Terns, gulls – such as Sandwich tern, common tern, kittiwake, herring gull and black-headed gull – and guillemots are among the species confirmed to have been diagnosed.

The rise of bird flu cases within wild bird populations is resulting in an unusually high number of dead or dying birds being washed up on beaches.

Dr Liz Huphreys, BTO Scotland principal seabird ecologist, said: “It’s clear that our seabirds are still being badly affected by HPAI, despite the fact the scale of mortality initially seemed less catastrophic than last year.

“We need members of the public to submit all sightings of dead birds to BirdTrack and the dead wild birds service. These sightings provide an early warning of where the virus may have hit and allows us to track its movement across the UK.

“It is also vital that we continue to monitor breeding birds via the Seabird Monitoring Programme, which will allow us to assess the losses that have occurred at colonies since 2021.”

Paul Walton, RSPB Head of Species Scotland, said: “Scotland’s breeding seabirds declined by 49% between 1986 and 2019 – before the devastating impacts of bird flu began in earnest last year.

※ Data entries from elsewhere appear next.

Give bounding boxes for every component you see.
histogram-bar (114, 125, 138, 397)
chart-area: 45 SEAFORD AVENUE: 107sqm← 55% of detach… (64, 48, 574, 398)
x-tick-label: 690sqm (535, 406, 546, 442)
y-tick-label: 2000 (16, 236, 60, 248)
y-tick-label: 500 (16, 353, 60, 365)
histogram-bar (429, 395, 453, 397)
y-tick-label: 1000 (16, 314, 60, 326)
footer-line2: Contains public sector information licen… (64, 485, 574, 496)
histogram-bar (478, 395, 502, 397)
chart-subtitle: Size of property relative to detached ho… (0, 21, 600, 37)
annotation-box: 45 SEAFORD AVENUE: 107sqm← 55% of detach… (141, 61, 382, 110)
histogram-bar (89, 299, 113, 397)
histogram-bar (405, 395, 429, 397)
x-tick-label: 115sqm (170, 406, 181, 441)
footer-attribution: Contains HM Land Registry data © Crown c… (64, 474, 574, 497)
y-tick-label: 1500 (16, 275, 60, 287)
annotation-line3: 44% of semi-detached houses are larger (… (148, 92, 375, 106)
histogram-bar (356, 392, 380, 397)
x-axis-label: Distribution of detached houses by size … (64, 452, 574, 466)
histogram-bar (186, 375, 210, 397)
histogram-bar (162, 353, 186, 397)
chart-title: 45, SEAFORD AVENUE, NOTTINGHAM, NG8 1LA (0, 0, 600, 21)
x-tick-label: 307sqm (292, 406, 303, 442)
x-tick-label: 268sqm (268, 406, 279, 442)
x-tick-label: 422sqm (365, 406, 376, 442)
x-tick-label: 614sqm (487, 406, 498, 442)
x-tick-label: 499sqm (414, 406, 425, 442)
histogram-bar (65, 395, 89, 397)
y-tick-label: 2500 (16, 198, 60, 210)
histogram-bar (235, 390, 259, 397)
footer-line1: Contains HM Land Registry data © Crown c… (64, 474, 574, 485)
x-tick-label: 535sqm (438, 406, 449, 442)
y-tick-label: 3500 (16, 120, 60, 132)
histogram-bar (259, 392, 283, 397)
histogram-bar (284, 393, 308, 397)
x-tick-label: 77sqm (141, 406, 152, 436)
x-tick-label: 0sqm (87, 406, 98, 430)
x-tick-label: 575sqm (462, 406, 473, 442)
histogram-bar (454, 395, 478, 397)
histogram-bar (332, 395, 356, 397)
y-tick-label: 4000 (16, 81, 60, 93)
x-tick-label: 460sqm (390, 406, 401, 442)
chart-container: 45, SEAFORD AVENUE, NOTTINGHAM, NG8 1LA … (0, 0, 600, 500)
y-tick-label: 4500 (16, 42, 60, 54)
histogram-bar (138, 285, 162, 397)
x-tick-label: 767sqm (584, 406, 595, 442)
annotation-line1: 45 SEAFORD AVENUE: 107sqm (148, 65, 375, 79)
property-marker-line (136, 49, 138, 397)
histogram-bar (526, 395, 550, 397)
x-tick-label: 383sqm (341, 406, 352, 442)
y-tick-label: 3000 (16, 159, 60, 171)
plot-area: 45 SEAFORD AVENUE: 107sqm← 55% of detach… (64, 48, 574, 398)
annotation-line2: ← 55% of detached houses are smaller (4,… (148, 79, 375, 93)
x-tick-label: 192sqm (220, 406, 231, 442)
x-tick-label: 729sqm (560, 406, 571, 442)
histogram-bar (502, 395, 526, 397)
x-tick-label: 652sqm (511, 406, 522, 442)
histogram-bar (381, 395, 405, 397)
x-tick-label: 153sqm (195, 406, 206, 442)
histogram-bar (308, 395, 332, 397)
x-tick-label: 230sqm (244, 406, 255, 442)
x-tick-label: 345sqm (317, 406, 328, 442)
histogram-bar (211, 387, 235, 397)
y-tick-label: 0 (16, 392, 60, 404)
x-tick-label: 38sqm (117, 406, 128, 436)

“The outbreak in our wild birds comes on top of huge human pressures and is clearly ongoing. The pattern of impacts is unpredictable and varies across time, space and species.

“The RSPB is leading a programme of seabird surveys and research to understand the impacts and generate updated population figures for affected species, as well as contributing to NatureScot’s mortality reporting system.

“There are many conservation actions that our society could take to address the pressures on our globally important seabird populations and to build their resilience to new emerging threats.

“Now is the time for these to be prioritised and resourced. This deadly form of the virus originated in poultry in East Asia, and then spread to wild birds. It is a new human pressure on our wildlife – we should do all we can to help these incredible creatures thrive into the future.”